Christian Wolfgang Feldmann,Jochen Sieg,Miriam Mathea,Jennifer Hemmerich,Conrad Stork,Frederik Sandfort,Philipp Eiden
DOI: https://doi.org/10.26434/chemrxiv-2024-kd11b
2024-04-19
Abstract:The open-source package scikit-learn provides various machine learning algorithms and data processing tools, including the Pipeline class, which allows users to prepend custom data transformation steps to the machine learning model. We introduce the MolPipeline package, which extends this concept to chemoinformatics by wrapping default functionalities of RDKit, such as reading and writing SMILES strings or calculating molecular descriptors from a molecule object. We aimed to build an easy-to-use Python package to create completely automated end-to-end pipelines that scale to large data sets. Particular emphasis was put on handling erroneous instances, where resolution would require manual intervention in default pipelines. In addition, we included common cheminformatics tasks, like scaffold splits and molecular standardization, natively in the pipeline framework and adaptable for the needs of various projects.
Chemistry
What problem does this paper attempt to address?

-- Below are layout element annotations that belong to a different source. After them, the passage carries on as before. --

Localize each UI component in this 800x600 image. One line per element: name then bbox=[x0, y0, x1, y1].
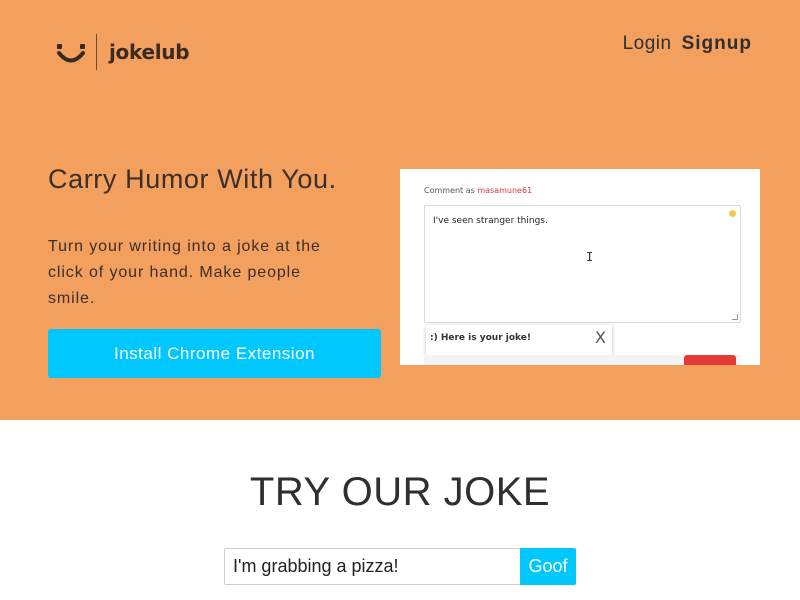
hero-subtext: Turn your writing into a joke at the cli… bbox=[48, 238, 321, 307]
hero-headline: Carry Humor With You. bbox=[48, 164, 337, 194]
hero-section: jokelub Login Signup Carry Humor With Yo… bbox=[0, 0, 800, 420]
brand-name: jokelub bbox=[109, 40, 190, 64]
smiley-icon bbox=[57, 44, 85, 63]
install-extension-button[interactable]: Install Chrome Extension bbox=[48, 329, 381, 378]
preview-submit-button bbox=[684, 355, 736, 365]
joke-form: Goof bbox=[224, 548, 576, 585]
login-link[interactable]: Login bbox=[623, 33, 672, 55]
joke-input[interactable] bbox=[224, 548, 520, 585]
try-section-title: TRY OUR JOKE bbox=[249, 470, 551, 514]
close-icon: X bbox=[595, 328, 606, 347]
extension-preview-image: Comment as masamune61 I've seen stranger… bbox=[400, 169, 760, 365]
preview-comment-label: Comment as masamune61 bbox=[424, 186, 533, 195]
logo[interactable]: jokelub bbox=[54, 32, 190, 72]
logo-divider bbox=[96, 34, 97, 70]
preview-comment-text: I've seen stranger things. bbox=[433, 216, 548, 226]
preview-username: masamune61 bbox=[477, 186, 533, 195]
preview-popup-text: :) Here is your joke! bbox=[430, 333, 531, 343]
text-cursor-icon: I bbox=[586, 250, 594, 264]
preview-status-dot bbox=[729, 210, 736, 217]
top-nav: Login Signup bbox=[623, 33, 752, 55]
resize-grip-icon bbox=[732, 314, 738, 320]
preview-comment-box: I've seen stranger things. I bbox=[424, 205, 741, 323]
preview-joke-popup: :) Here is your joke! X bbox=[426, 325, 612, 355]
signup-link[interactable]: Signup bbox=[682, 33, 752, 55]
goof-button[interactable]: Goof bbox=[520, 548, 576, 585]
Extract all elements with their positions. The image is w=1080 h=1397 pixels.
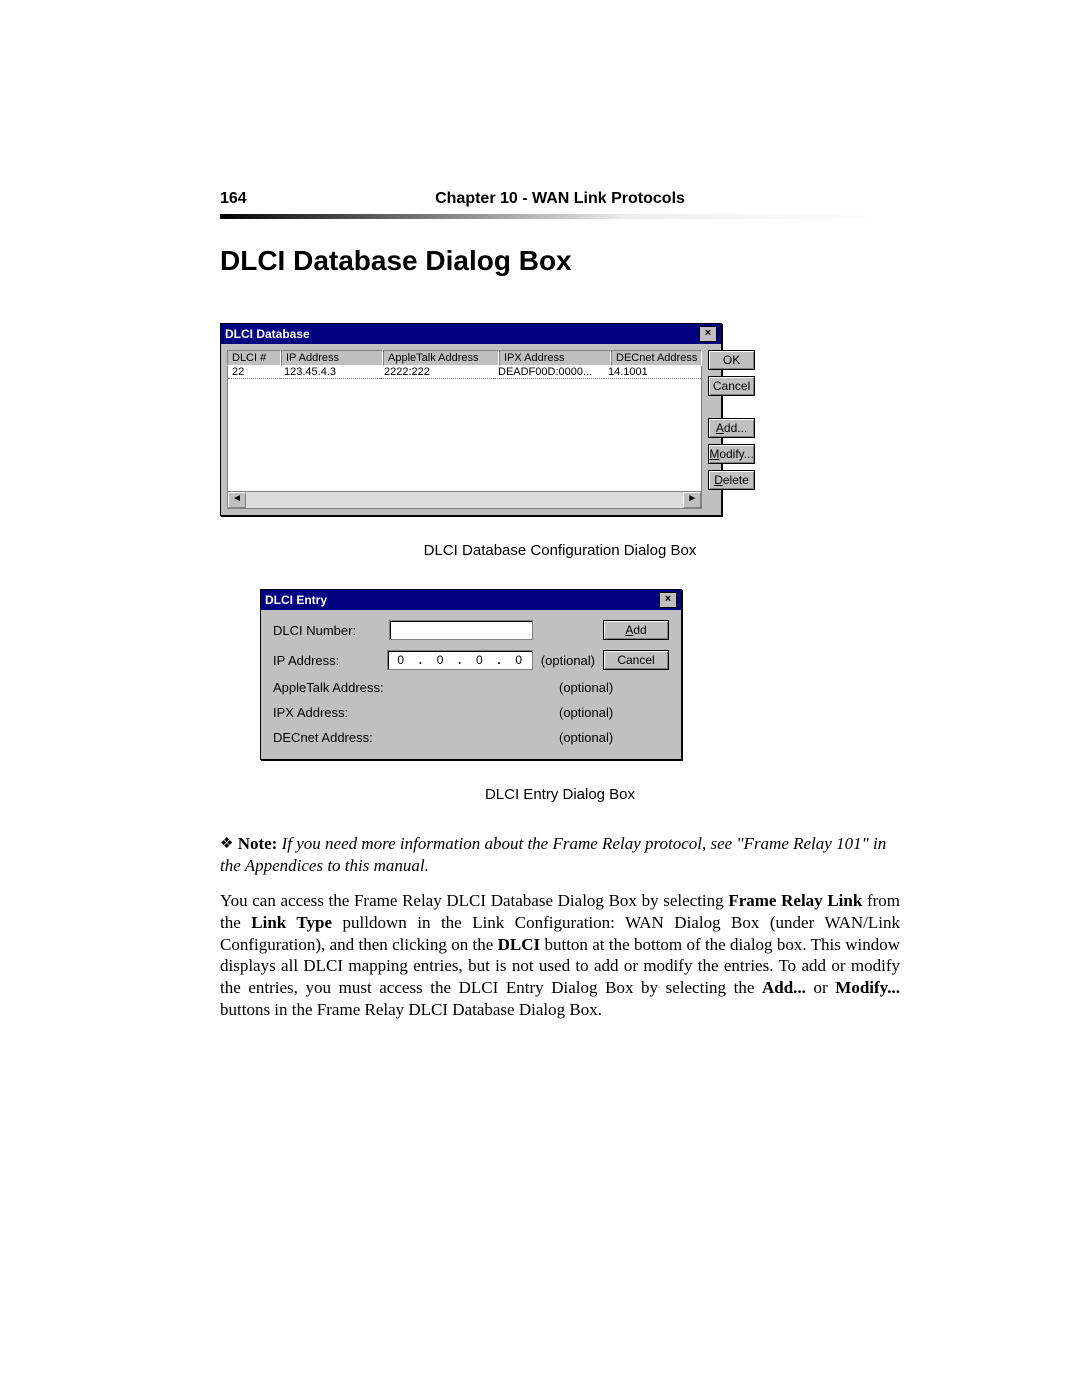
scroll-left-icon[interactable]: ◄ (228, 492, 246, 508)
note-paragraph: ❖ Note: If you need more information abo… (220, 833, 900, 876)
body-paragraph: You can access the Frame Relay DLCI Data… (220, 890, 900, 1021)
col-dlci[interactable]: DLCI # (227, 350, 281, 366)
ip-octet[interactable]: 0 (512, 653, 526, 667)
ip-octet[interactable]: 0 (433, 653, 447, 667)
scroll-right-icon[interactable]: ► (683, 492, 701, 508)
col-appletalk[interactable]: AppleTalk Address (383, 350, 499, 366)
dlci-number-field[interactable] (389, 620, 534, 640)
cell-ip: 123.45.4.3 (280, 366, 380, 379)
modify-button[interactable]: Modify... (708, 444, 754, 464)
list-body[interactable]: 22 123.45.4.3 2222:222 DEADF00D:0000... … (227, 366, 702, 492)
figure-caption: DLCI Entry Dialog Box (220, 786, 900, 803)
cell-ipx: DEADF00D:0000... (494, 366, 604, 379)
optional-label: (optional) (559, 705, 619, 720)
cancel-button[interactable]: Cancel (708, 376, 754, 396)
col-decnet[interactable]: DECnet Address (611, 350, 702, 366)
ip-octet[interactable]: 0 (394, 653, 408, 667)
table-row[interactable]: 22 123.45.4.3 2222:222 DEADF00D:0000... … (228, 366, 701, 379)
add-button[interactable]: Add (603, 620, 669, 640)
label-ipx: IPX Address: (273, 705, 393, 720)
note-text: If you need more information about the F… (220, 834, 886, 875)
optional-label: (optional) (559, 730, 619, 745)
list-header: DLCI # IP Address AppleTalk Address IPX … (227, 350, 702, 366)
header-rule (220, 214, 900, 219)
ip-address-field[interactable]: 0. 0. 0. 0 (387, 650, 533, 670)
chapter-header: Chapter 10 - WAN Link Protocols (220, 190, 900, 208)
diamond-bullet-icon: ❖ (220, 836, 233, 852)
dlci-entry-dialog: DLCI Entry × DLCI Number: Add IP Address… (260, 589, 682, 760)
figure-caption: DLCI Database Configuration Dialog Box (220, 542, 900, 559)
close-icon[interactable]: × (659, 592, 677, 608)
optional-label: (optional) (541, 653, 595, 668)
label-appletalk: AppleTalk Address: (273, 680, 393, 695)
delete-button[interactable]: Delete (708, 470, 754, 490)
add-button[interactable]: Add... (708, 418, 754, 438)
scroll-track[interactable] (246, 492, 683, 508)
col-ip[interactable]: IP Address (281, 350, 383, 366)
label-decnet: DECnet Address: (273, 730, 393, 745)
cell-dec: 14.1001 (604, 366, 701, 379)
dlci-database-dialog: DLCI Database × DLCI # IP Address AppleT… (220, 323, 722, 516)
cell-at: 2222:222 (380, 366, 494, 379)
window-title: DLCI Entry (265, 593, 659, 607)
section-title: DLCI Database Dialog Box (220, 245, 900, 277)
label-dlci-number: DLCI Number: (273, 623, 381, 638)
ip-octet[interactable]: 0 (472, 653, 486, 667)
cancel-button[interactable]: Cancel (603, 650, 669, 670)
note-label: Note: (238, 834, 278, 853)
horizontal-scrollbar[interactable]: ◄ ► (227, 492, 702, 509)
optional-label: (optional) (559, 680, 619, 695)
window-title: DLCI Database (225, 327, 699, 341)
col-ipx[interactable]: IPX Address (499, 350, 611, 366)
close-icon[interactable]: × (699, 326, 717, 342)
ok-button[interactable]: OK (708, 350, 754, 370)
cell-dlci: 22 (228, 366, 280, 379)
label-ip: IP Address: (273, 653, 379, 668)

This paper introduces MolPipeline, a Python-based software package for processing molecular data in the scikit-learn framework, combining the functionality of RDKit. The main goal of MolPipeline is to solve the problem of building automated end-to-end workflows in chemoinformatics, especially for large-scale datasets. The paper emphasizes the flexibility and error handling mechanisms when dealing with erroneous instances, which usually require manual intervention in conventional pipelines. MolPipeline includes the following key features: 1. Automation: Full automation from molecular dataset to deployable machine learning models. 2. Scalability: Parallelization and low memory usage achieved through instance-based processing. 3. Flexible building blocks: Provides standard pipeline building modules for constructing custom pipelines for different chemoinformatics tasks. 4. Error handling: Tracking, logging, and substitution of failed instances, such as incorrectly parsed SMILES strings. 5. Serialization: Supports pipeline reuse and version control. The paper also mentions some examples, such as automated input format determination, molecular standardization (e.g., salt removal), molecule-based clustering (e.g., Murcko scaffolds), and molecular encoding tasks. In addition, MolPipeline provides error filtering and reinsertion functionalities to automatically handle invalid instances in large datasets without manual intervention. By integrating the chemical computation capabilities of RDKit and the machine learning algorithms of scikit-learn, MolPipeline aims to simplify and optimize the construction process of molecular property prediction models, particularly suitable for low data scenarios in the real world. The paper also describes how to use MolPipeline for hyperparameter optimization and model selection, providing specific code examples.